I'm working on the dispatcher again, and as usual I'm getting a bit grumpy. Partly this is because the abstractions I added a couple of weeks ago aren't really working, but that's my problem. What I want to complain about is the error handling.
I've always found the error handling in the dispatcher to be a little strange, so in this mail I'm going to try to set out the issue and maybe propose a solution.
A lot of the confusion comes from the fact that there are many things that could be called an error in the dispatcher, and some overloading in the way we try to handle and report errors.
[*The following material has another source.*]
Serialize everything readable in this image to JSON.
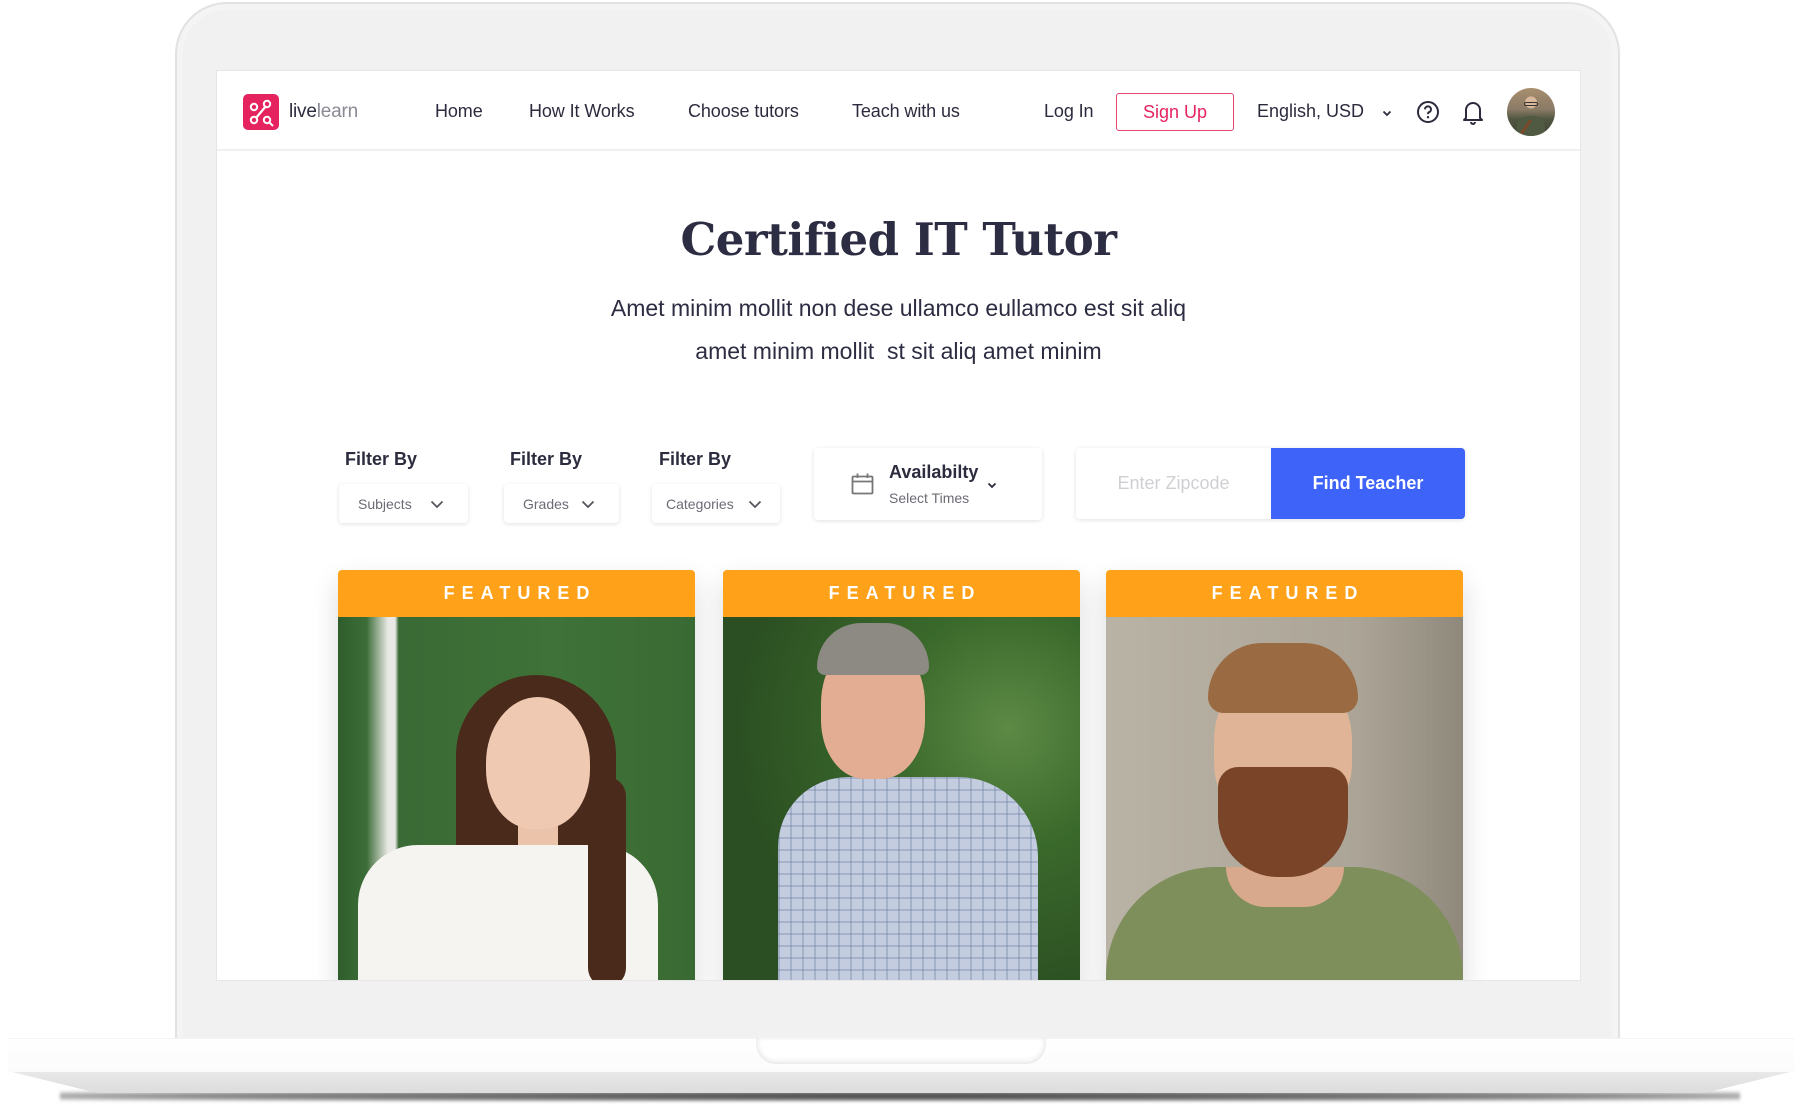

Kinds of error that I can think of immediately:
1) Flat out bugs in the dispatcher 2) Errors in the job file (e.g. typoing an action name) 3) Failing tests 4) Tests that fail to even run 5) The board hanging at some point 6) Infrastructure failures, like l-m-c or deployment failing 7) Recoverable errors, e.g. where we want to be in the master image but might be in the linaro image
Category 1 bugs we can't really do *too* much about -- if we have incorrect code, who's to say that the error handling code will be correct? -- but in general dispatcher bugs should IMO cause the dispatcher to exit with an exit code != 0 (we talked at the connect about having the scheduler display jobs that exited like this differently). Currently because we have lots of "except:"s all over the place, I think we risk swallowing genuine bugs (indeed, we had one of these for a while, where we said "self.in_master_shell()" instead of "self.client.in_master_shell()" but the AttributeError was caught).
If we hit this sort of thing, I don't think we should try to continue to execute other actions and in particular I'm not too bothered if this kind of error does not result in a bundle being submitted to the dashboard.
Category 2 -- errors in the job file -- we should try to detect as early as possible. Maybe we should even create the action objects and do a simple argument check before doing anything else? I think this sort of error should also result in an exit code != 0. To the extent that its reasonable, invalid job files should be rejected by the submit_job api call.
As for bugs, I don't think we should try to continue to execute other actions and I'm not too bothered if this kind of error does not result in a bundle being submitted to the dashboard.
Category 3 -- failing tests -- is not something the dispatcher itself should care about, at all.
Category 4 -- tests that fail to run, I guess this includes things like lava-test hanging or crashing -- I think this should result in a failure in the magic 'lava' test run of the submitted bundle (and I think this is the case today). If this happens, I don't know if we should try to continue to execute other actions (apart from submit_results I guess).
Category 5 -- things like the board hanging at some point -- I guess this depends a bit when this happens. If it's during deployment say, that's pretty bad -- certainly we shouldn't try to execute other non-reporting actions if this happens.
Category 6 -- infrastructure failures -- seem to fall into the same kind of area as the previous 2: we should report a failure and stop executing any other actions.
Category 7 -- recoverable failures -- are a bit different. We should log that they have happened and continue.
After all this thinking and typing I think I've come to some conclusions:
1) There is a category of error where we should just stop. As far as I know, this isn't really handled today.
2) There is another category of error where we should report failure, but not execute any other actions. This makes me thing that having 'report results' as an action is a bit strange -- perhaps the dashboard and bundle stream should really be directly in the job, rather than an action?
3) I need to write another, probably equally long, email about dependencies between actions :-)
Cheers, mwh